How to Tap into the Constellation of Assumptions
In the quest to provide users with the best possible experience, a key priority for all UX designers is to make their products as ‘intuitive’ as possible.
The term ‘intuitive’ has been adopted by UX designers to refer to products which require little mental exertion from users and, thereby, are easy to use, navigate and understand. However, using ‘intuitive’ in this way can be problematic. It can mask the real reason for why such designs require little cognitive effort from their users.
The term ‘intuitive’ may conger up the notion that a design is able to tap in to the natural instincts of its users. However, this is misleading. For instance, no one is born with the knowledge or expectation that the search bar of a webpage will appear towards the top of the screen.
Instead, ‘intuitive’ design taps into the constellation of assumptions, preferences, habits, learned behaviours, prejudgements, actions and expectations which have developed both consciously and unconsciously from their past experiences as a user. Indeed, this has led UX designers to call for ‘intuitive’ design to be relabelled ‘recognizable’ design. Yet, to abandon the term ‘intuitive’ in favour ‘recognizable’ would downplay the importance of cognitive ease which is crucial to the user experience.
However, does this then mean that ‘intuitive’ design is inevitably just the perpetuation of design details familiar to the user? No.
Whilst is it true that many ‘intuitive’ UX designs do just simply reflect the learned habits, assumption and expectations of users, good ‘intuitive’ UX design does much more.

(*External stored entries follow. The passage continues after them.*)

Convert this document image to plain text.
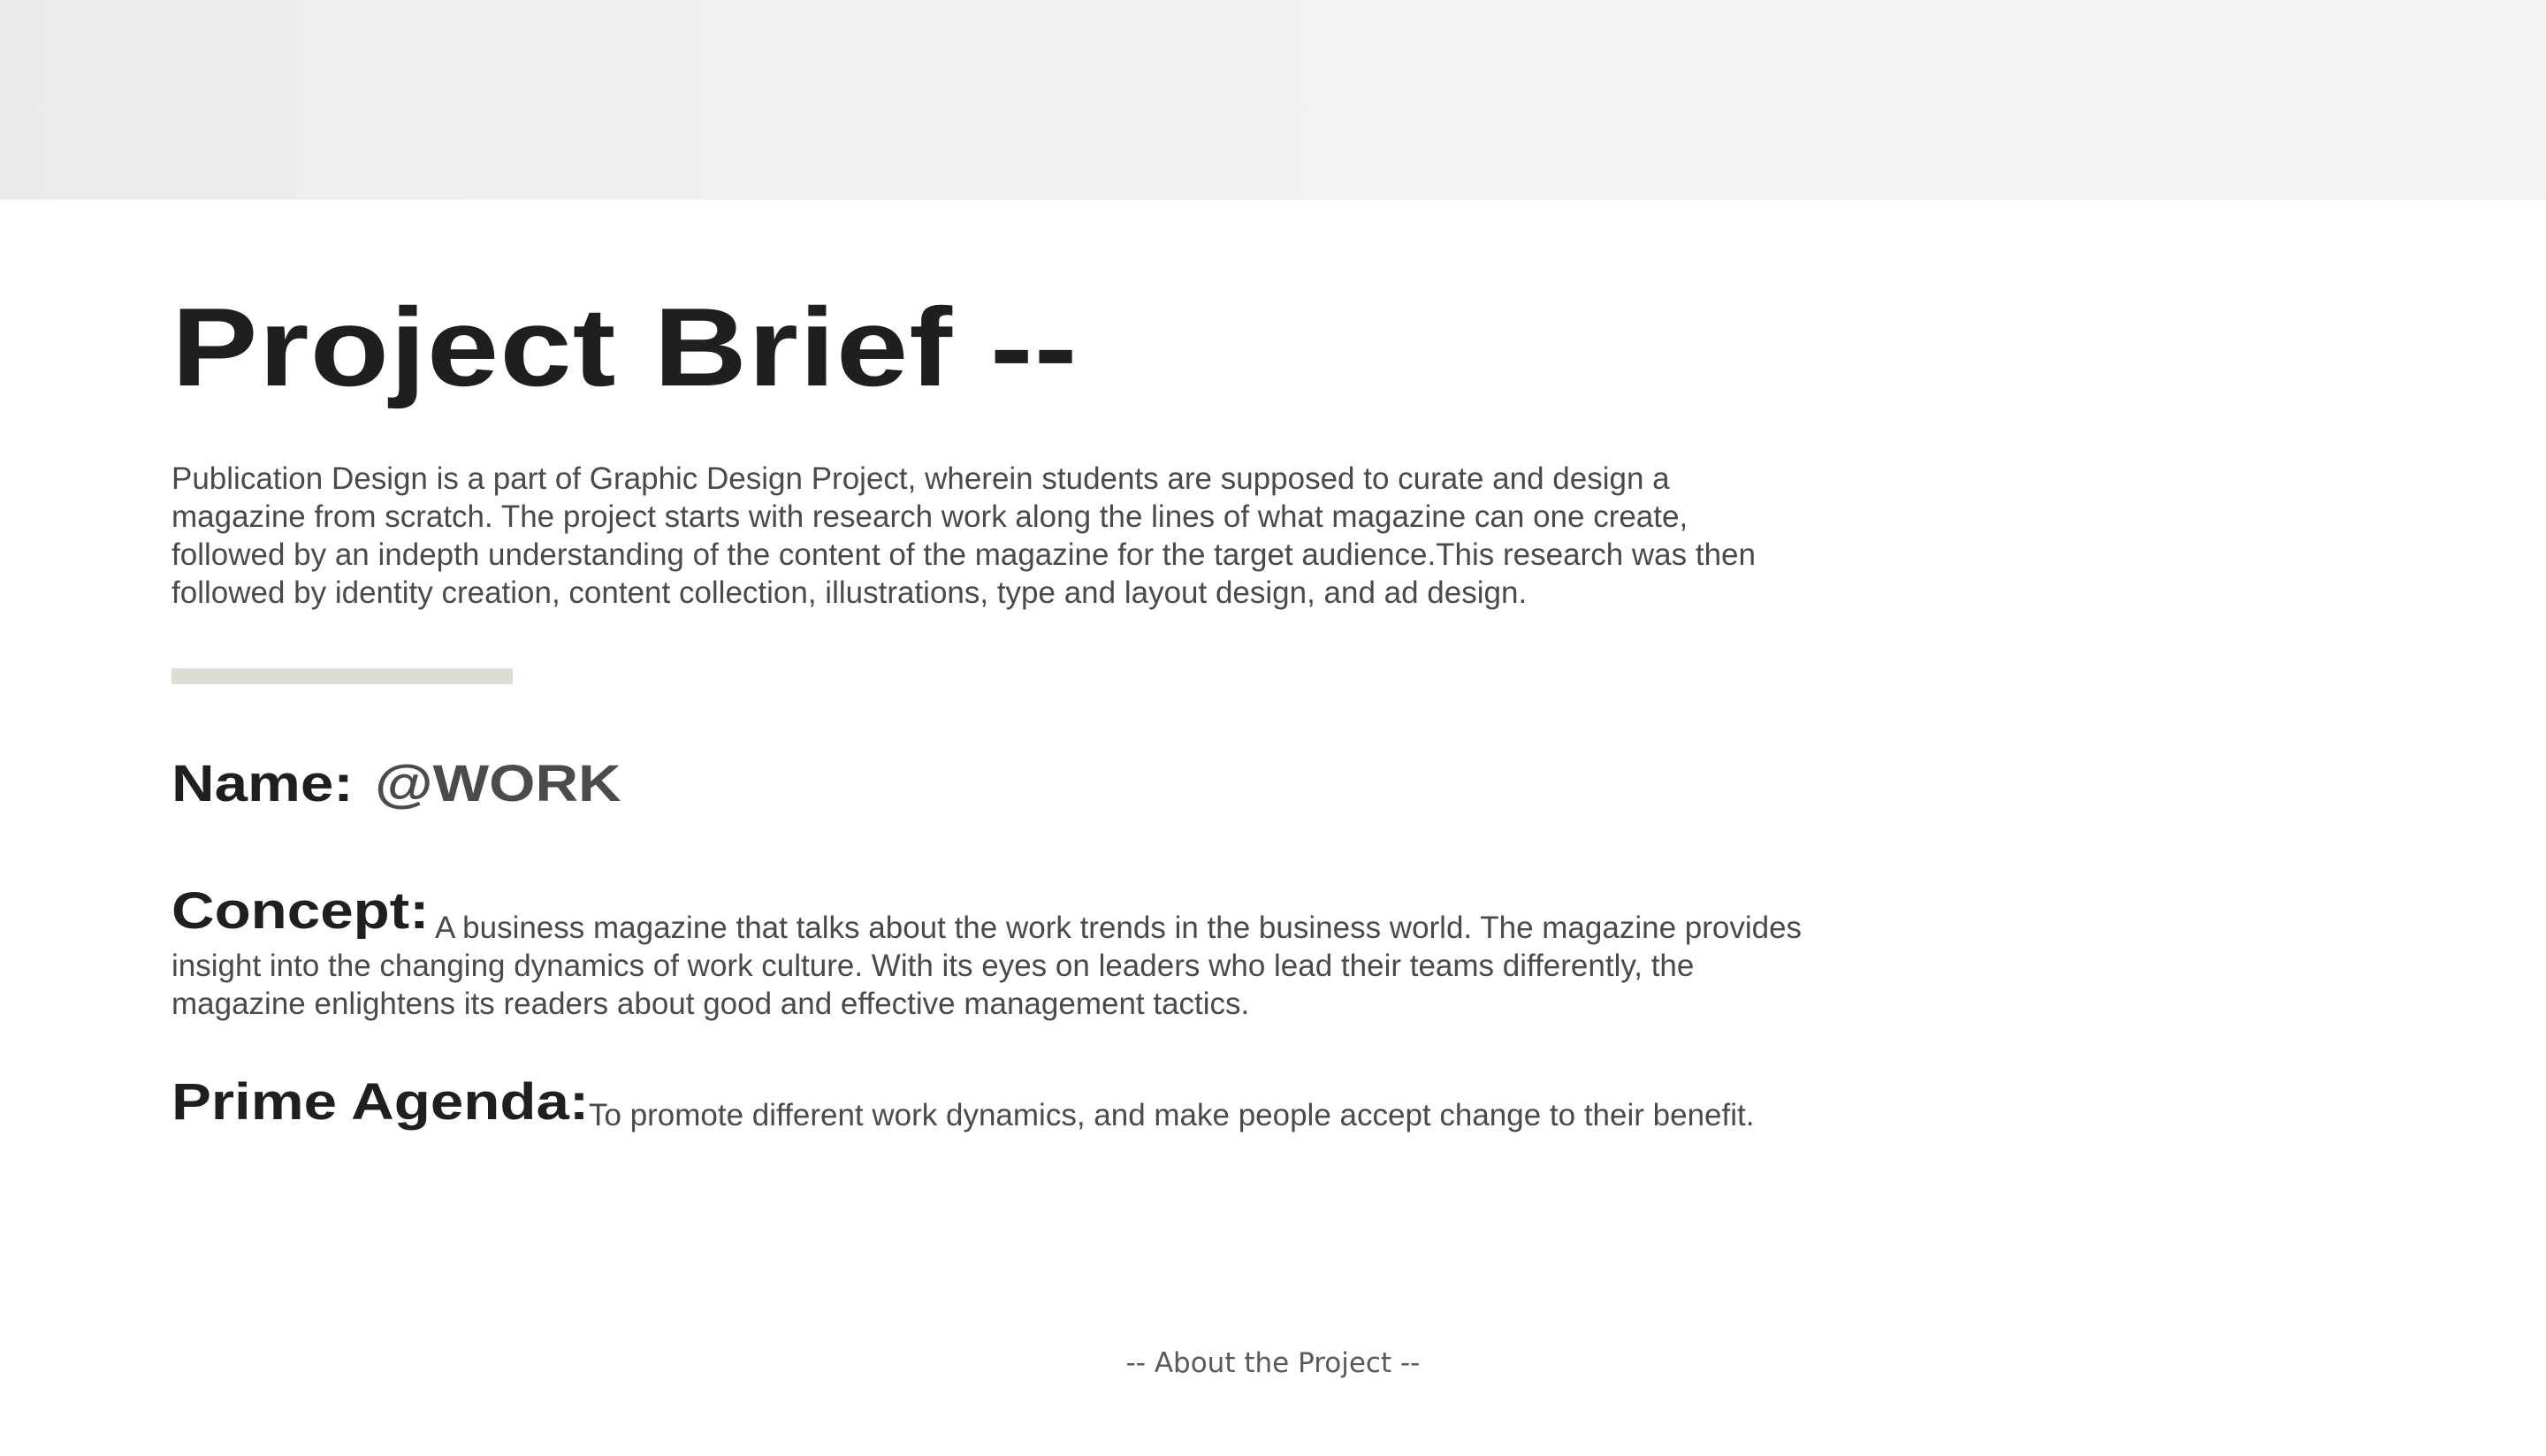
Project Brief --

Publication Design is a part of Graphic Design Project, wherein students are supposed to curate and design a magazine from scratch. The project starts with research work along the lines of what magazine can one create, followed by an indepth understanding of the content of the magazine for the target audience.This research was then followed by identity creation, content collection, illustrations, type and layout design, and ad design.

Name: @WORK
Concept: A business magazine that talks about the work trends in the business world. The magazine provides insight into the changing dynamics of work culture. With its eyes on leaders who lead their teams differently, the magazine enlightens its readers about good and effective management tactics.

Prime Agenda: To promote different work dynamics, and make people accept change to their benefit.
-- About the Project --
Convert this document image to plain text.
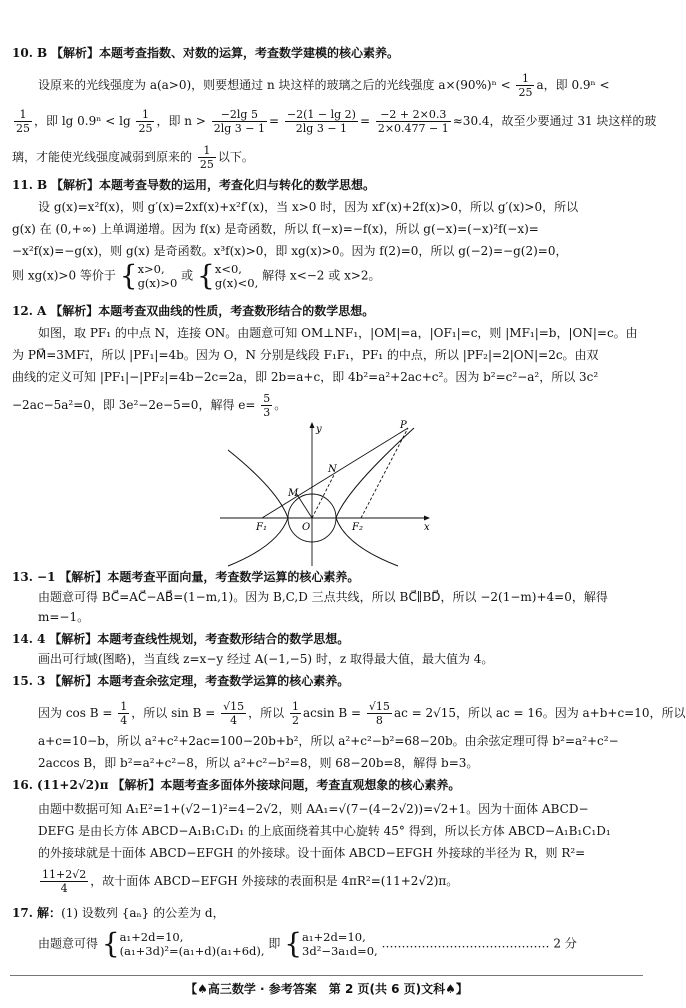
10. B 【解析】本题考查指数、对数的运算，考查数学建模的核心素养。
设原来的光线强度为 a(a>0)，则要想通过 n 块这样的玻璃之后的光线强度 $a\times(90\%)^n < \frac{1}{25}$ a，即 0.9ⁿ <
$\frac{1}{25}$ ，即 $\lg 0.9^n < \lg \frac{1}{25}$ ，即 $n > \frac{-2\lg 5}{2\lg 3 - 1} = \frac{-2(1 - \lg 2)}{2\lg 3 - 1} = \frac{-2 + 2\times 0.3}{2\times 0.477 - 1} \approx 30.4$，故至少要通过 31 块这样的玻
璃，才能使光线强度减弱到原来的 $\frac{1}{25}$ 以下。
11. B 【解析】本题考查导数的运用，考查化归与转化的数学思想。
设 g(x)=x²f(x)，则 g′(x)=2xf(x)+x²f′(x)，当 x>0 时，因为 xf′(x)+2f(x)>0，所以 g′(x)>0，所以
g(x) 在 (0,+∞) 上单调递增。因为 f(x) 是奇函数，所以 f(−x)=−f(x)，所以 g(−x)=(−x)²f(−x)=
−x²f(x)=−g(x)，则 g(x) 是奇函数。x³f(x)>0，即 xg(x)>0。因为 f(2)=0，所以 g(−2)=−g(2)=0，
则 xg(x)>0 等价于 {x>0,
g(x)>0 或 {x<0,
g(x)<0, 解得 x<−2 或 x>2。
12. A 【解析】本题考查双曲线的性质，考查数形结合的数学思想。
如图，取 PF₁ 的中点 N，连接 ON。由题意可知 OM⊥NF₁，|OM|=a，|OF₁|=c，则 |MF₁|=b，|ON|=c。由
为 PM⃗=3MF₁⃗，所以 |PF₁|=4b。因为 O，N 分别是线段 F₁F₁，PF₁ 的中点，所以 |PF₂|=2|ON|=2c。由双
曲线的定义可知 |PF₁|−|PF₂|=4b−2c=2a，即 2b=a+c，即 4b²=a²+2ac+c²。因为 b²=c²−a²，所以 3c²
−2ac−5a²=0，即 3e²−2e−5=0，解得 $e= \frac{5}{3}$ 。
y
x
P
N
M
O
F₁	F₂
13. −1 【解析】本题考查平面向量，考查数学运算的核心素养。
由题意可得 BC⃗=AC⃗−AB⃗=(1−m,1)。因为 B,C,D 三点共线，所以 BC⃗∥BD⃗，所以 −2(1−m)+4=0，解得
m=−1。
14. 4 【解析】本题考查线性规划，考查数形结合的数学思想。
画出可行域(图略)，当直线 z=x−y 经过 A(−1,−5) 时，z 取得最大值，最大值为 4。
15. 3 【解析】本题考查余弦定理，考查数学运算的核心素养。
因为 $\cos B = \frac{1}{4}$ ，所以 $\sin B = \frac{√15}{4}$ ，所以 $\frac{1}{2}$ acsin $B = \frac{√15}{8}$ ac = 2√15，所以 ac = 16。因为 a+b+c=10，所以
a+c=10−b，所以 a²+c²+2ac=100−20b+b²，所以 a²+c²−b²=68−20b。由余弦定理可得 b²=a²+c²−
2accos B，即 b²=a²+c²−8，所以 a²+c²−b²=8，则 68−20b=8，解得 b=3。
16. (11+2√2)π 【解析】本题考查多面体外接球问题，考查直观想象的核心素养。
由题中数据可知 A₁E²=1+(√2−1)²=4−2√2，则 AA₁=√(7−(4−2√2))=√2+1。因为十面体 ABCD−
DEFG 是由长方体 ABCD−A₁B₁C₁D₁ 的上底面绕着其中心旋转 45° 得到，所以长方体 ABCD−A₁B₁C₁D₁
的外接球就是十面体 ABCD−EFGH 的外接球。设十面体 ABCD−EFGH 外接球的半径为 R，则 R²=
$\frac{11+2√2}{4}$ ，故十面体 ABCD−EFGH 外接球的表面积是 4πR²=(11+2√2)π。
17. 解：(1) 设数列 {aₙ} 的公差为 d，
由题意可得 {a₁+2d=10,
(a₁+3d)²=(a₁+d)(a₁+6d), 即 {a₁+2d=10,
3d²−3a₁d=0, …………………………………… 2 分
【♠高三数学 · 参考答案　第 2 页(共 6 页)文科♠】
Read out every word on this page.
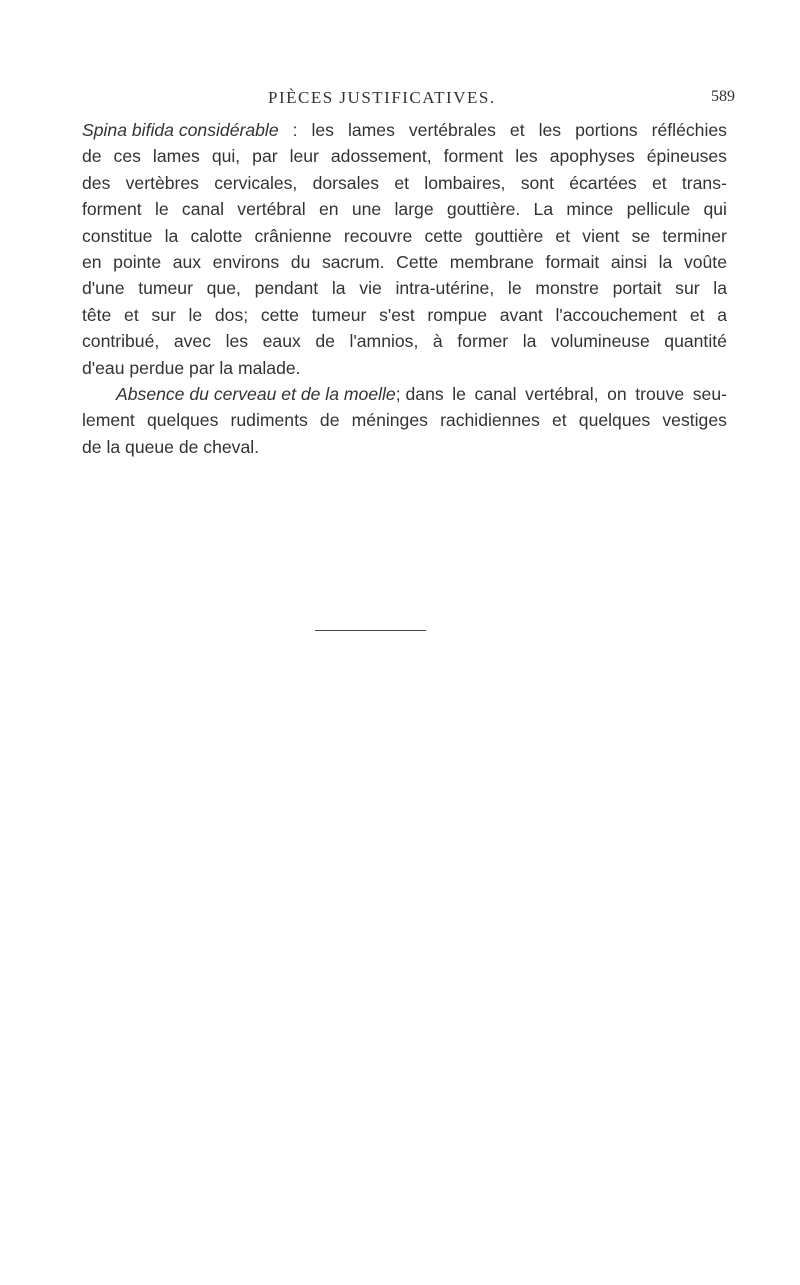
PIÈCES JUSTIFICATIVES.	589
Spina bifida considérable : les lames vertébrales et les portions réfléchies
de ces lames qui, par leur adossement, forment les apophyses épineuses
des vertèbres cervicales, dorsales et lombaires, sont écartées et trans-
forment le canal vertébral en une large gouttière. La mince pellicule qui
constitue la calotte crânienne recouvre cette gouttière et vient se terminer
en pointe aux environs du sacrum. Cette membrane formait ainsi la voûte
d'une tumeur que, pendant la vie intra-utérine, le monstre portait sur la
tête et sur le dos; cette tumeur s'est rompue avant l'accouchement et a
contribué, avec les eaux de l'amnios, à former la volumineuse quantité
d'eau perdue par la malade.
Absence du cerveau et de la moelle; dans le canal vertébral, on trouve seu-
lement quelques rudiments de méninges rachidiennes et quelques vestiges
de la queue de cheval.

Good ‘intuitive’ UX design is innovated albeit in a very particular way. It takes users existing constellation of assumptions, preferences, habits, etc., and détournes them. That is to say, it reroutes them, it hijacks them. It attempts to arrange them in new and novel ways. It uses them as the foundations for integrating innovative elements into a design. If successful, over time these innovations themselves come to inform what is considered ‘intuitive’. Consequently, ‘intuitive’ design is continually evolving; taking familiar design elements and blending them with fresh approaches.